Paul and his assistant John Carver now have to raise their players for Saturday's visit to Coventry, and somehow put together a run to lift the club out of the bottom three.
"I think we have got some players who are obviously low on confidence," said Paul. "We're going to stay positive. The lads are very disappointed.
"The support was superb again tonight. I'm just sorry we couldn't give them a better show.
"In simplistic terms, we need to keep clean sheets and score goals, but that's easier said, than done, obviously.
"We have got to stick to the plan that's laid out. The reason that we only lost one game in five recently, up until tonight, was that we stuck to the game-plan, and we were extremely organised, and there was a tremendous amount of fight in the team."

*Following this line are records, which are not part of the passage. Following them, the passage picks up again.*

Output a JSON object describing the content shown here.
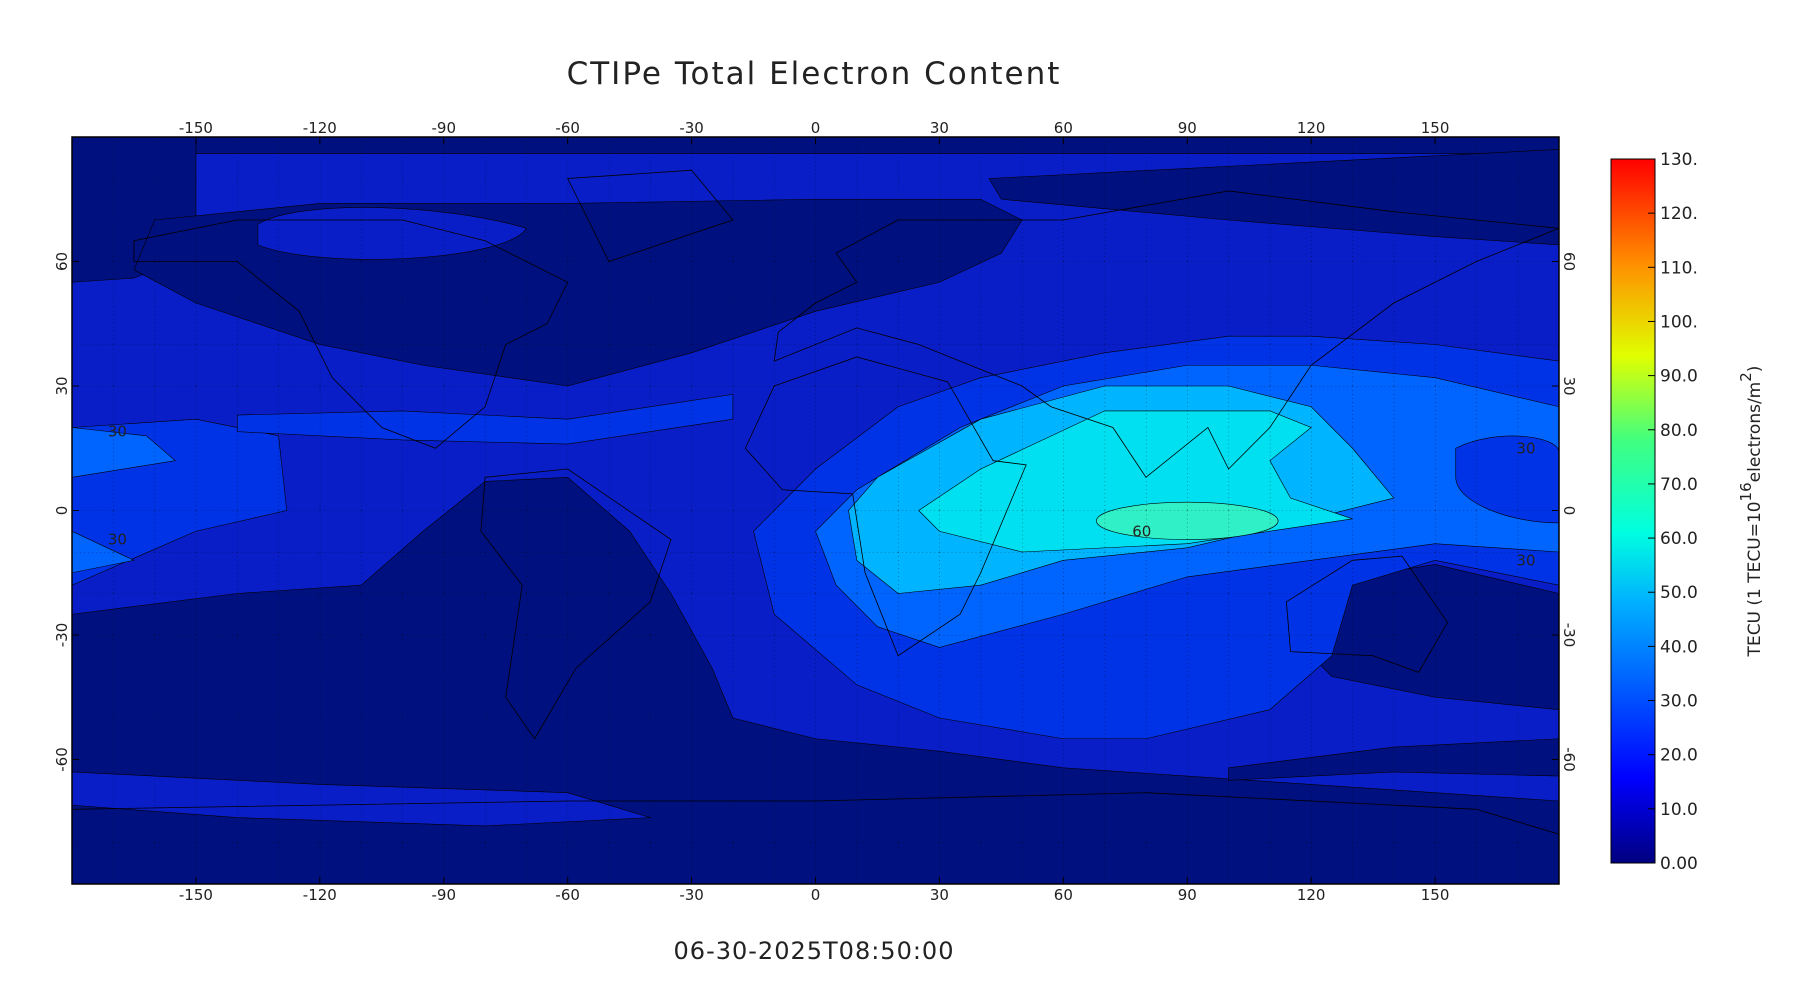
{
  "title": "CTIPe Total Electron Content",
  "timestamp": "06-30-2025T08:50:00",
  "map": {
    "xlim": [
      -180,
      180
    ],
    "ylim": [
      -90,
      90
    ],
    "xticks": [
      -150,
      -120,
      -90,
      -60,
      -30,
      0,
      30,
      60,
      90,
      120,
      150
    ],
    "yticks": [
      -60,
      -30,
      0,
      30,
      60
    ],
    "contour_labels": [
      30,
      30,
      60,
      30,
      30
    ]
  },
  "colorbar": {
    "label": [
      "TECU (1 TECU=10",
      "16",
      "electrons/m",
      "2",
      ")"
    ],
    "lim": [
      0,
      130
    ],
    "ticks": [
      {
        "value": 0,
        "label": "0.00"
      },
      {
        "value": 10,
        "label": "10.0"
      },
      {
        "value": 20,
        "label": "20.0"
      },
      {
        "value": 30,
        "label": "30.0"
      },
      {
        "value": 40,
        "label": "40.0"
      },
      {
        "value": 50,
        "label": "50.0"
      },
      {
        "value": 60,
        "label": "60.0"
      },
      {
        "value": 70,
        "label": "70.0"
      },
      {
        "value": 80,
        "label": "80.0"
      },
      {
        "value": 90,
        "label": "90.0"
      },
      {
        "value": 100,
        "label": "100."
      },
      {
        "value": 110,
        "label": "110."
      },
      {
        "value": 120,
        "label": "120."
      },
      {
        "value": 130,
        "label": "130."
      }
    ]
  }
}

Put to him that the football world has written off the Pilgrims as a Championship force, Paul said: "They've written us off ever since I took over, so that doesn't bother me in the slightest.
"I'm enjoying working with the players, and I believe the players are enjoying working with John and me. You can debate until you are blue in the face about the quality of the squad but, if you come and look at the day-to-day running and happenings, everything is hunky dory.
"It's just that there's a great deal of pressure on the players to perform on match-day, but that's why they play in the upper echelons of football - because they've got tremendous strength of character, technical ability and mental strength.
"We have tough run-in - there's no two ways about it. Every single game in this league is a very, very tough game: when you are in the position that we're in, when confidence is low, it's up to us as a management team to try to instil confidence in the players."